N.K. Singh panel backs proposal to scrap SLR requirements for banks
In its discussions with the N.K. Singh panel, a finance ministry department suggested an end to statutory liquidity ratio requirements that force banks to buy bonds
New Delhi: A key government department has advocated scrapping the rule mandating banks to invest a fixed portion of their deposits in government bonds, a view that has found support in the N.K. Singh committee reviewing rules on fiscal discipline.
In its discussions with the committee, the department of financial services in the finance ministry suggested an end to statutory liquidity ratio (SLR) requirements that force banks to buy bonds, reducing their lending capability. The committee led by Singh, a former revenue secretary, is reviewing India's rules governing fiscal responsibility and budget management (FRBM).
Last April, the Reserve Bank of India (RBI) started reducing SLR by 0.25 percentage point every quarter, and allowed over half of these holdings to meet the Basel-mandated liquidity coverage ratio.
Currently, the SLR stands at 20.5% of total bank deposits.
“Economists generally advocate quick SLR phase out as one of the policy instruments to end the lazy/cautious banking syndrome and also make the governments more receptive to discipline of open markets rather than relying on financial repression.

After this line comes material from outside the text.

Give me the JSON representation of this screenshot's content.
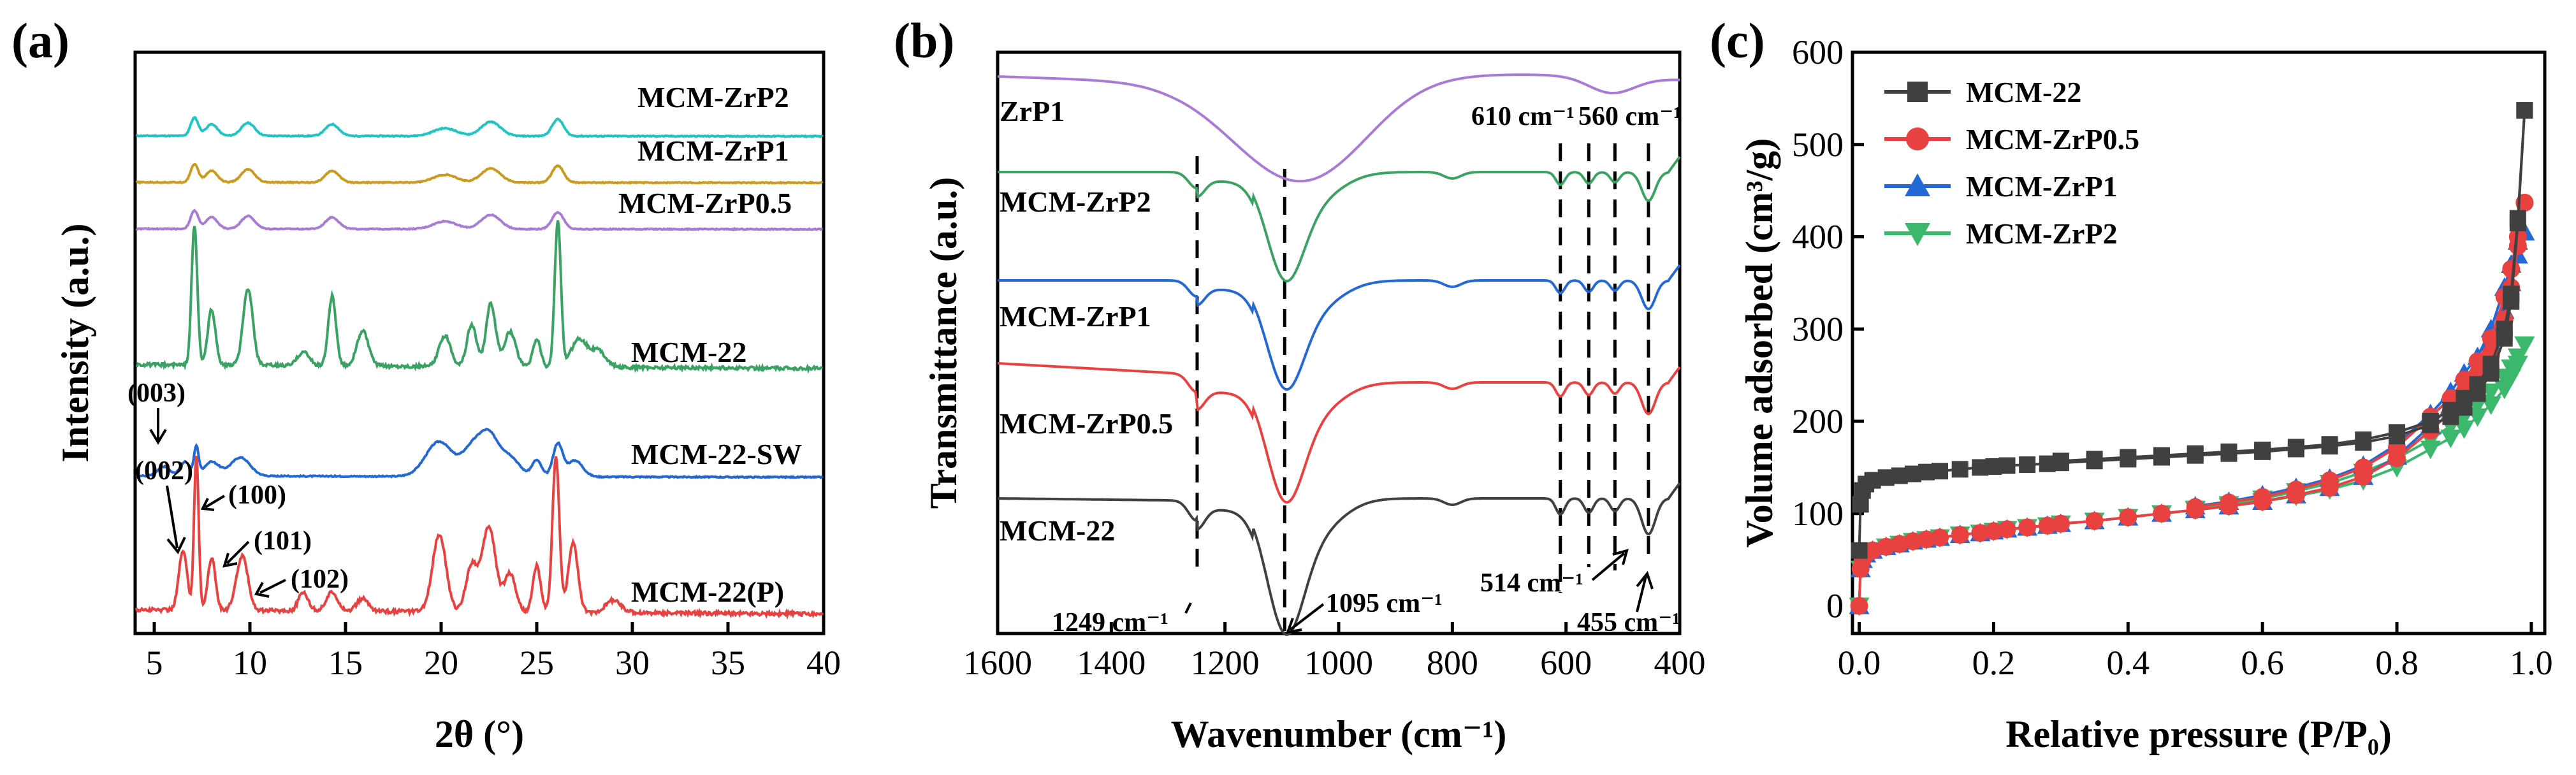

Presently—when most banks are holding government securities in excess of minimum SLR—it is the opportune time to wind up SLR,” the committee report said, quoting the department’s view.
Apart from Singh, other members of the committee including chief economic adviser in the finance ministry Arvind Subramanian, National Institute of Public Finance and Policy director Rathin Roy, Reserve Bank of India governor Urjit Patel and former finance secretary Sumit Bose met officials of key central government departments to seek their views on various fiscal policy issues.
The members also sought the opinion of economic affairs secretary Shaktikanta Das on whether SLR should be dispensed with.
“Urjit Patel pointed out that SLR was partly used to hold government bonds. Secretary (economic affairs) mentioned that as on date, most banks have more than the 21% stipulated SLR. However, before taking any call on the issue, the role of SLR as assets in the context of huge NPAs (non-performing assets) of banks will need to be kept in view,” the report said, citing the interaction between Das and members of the committee.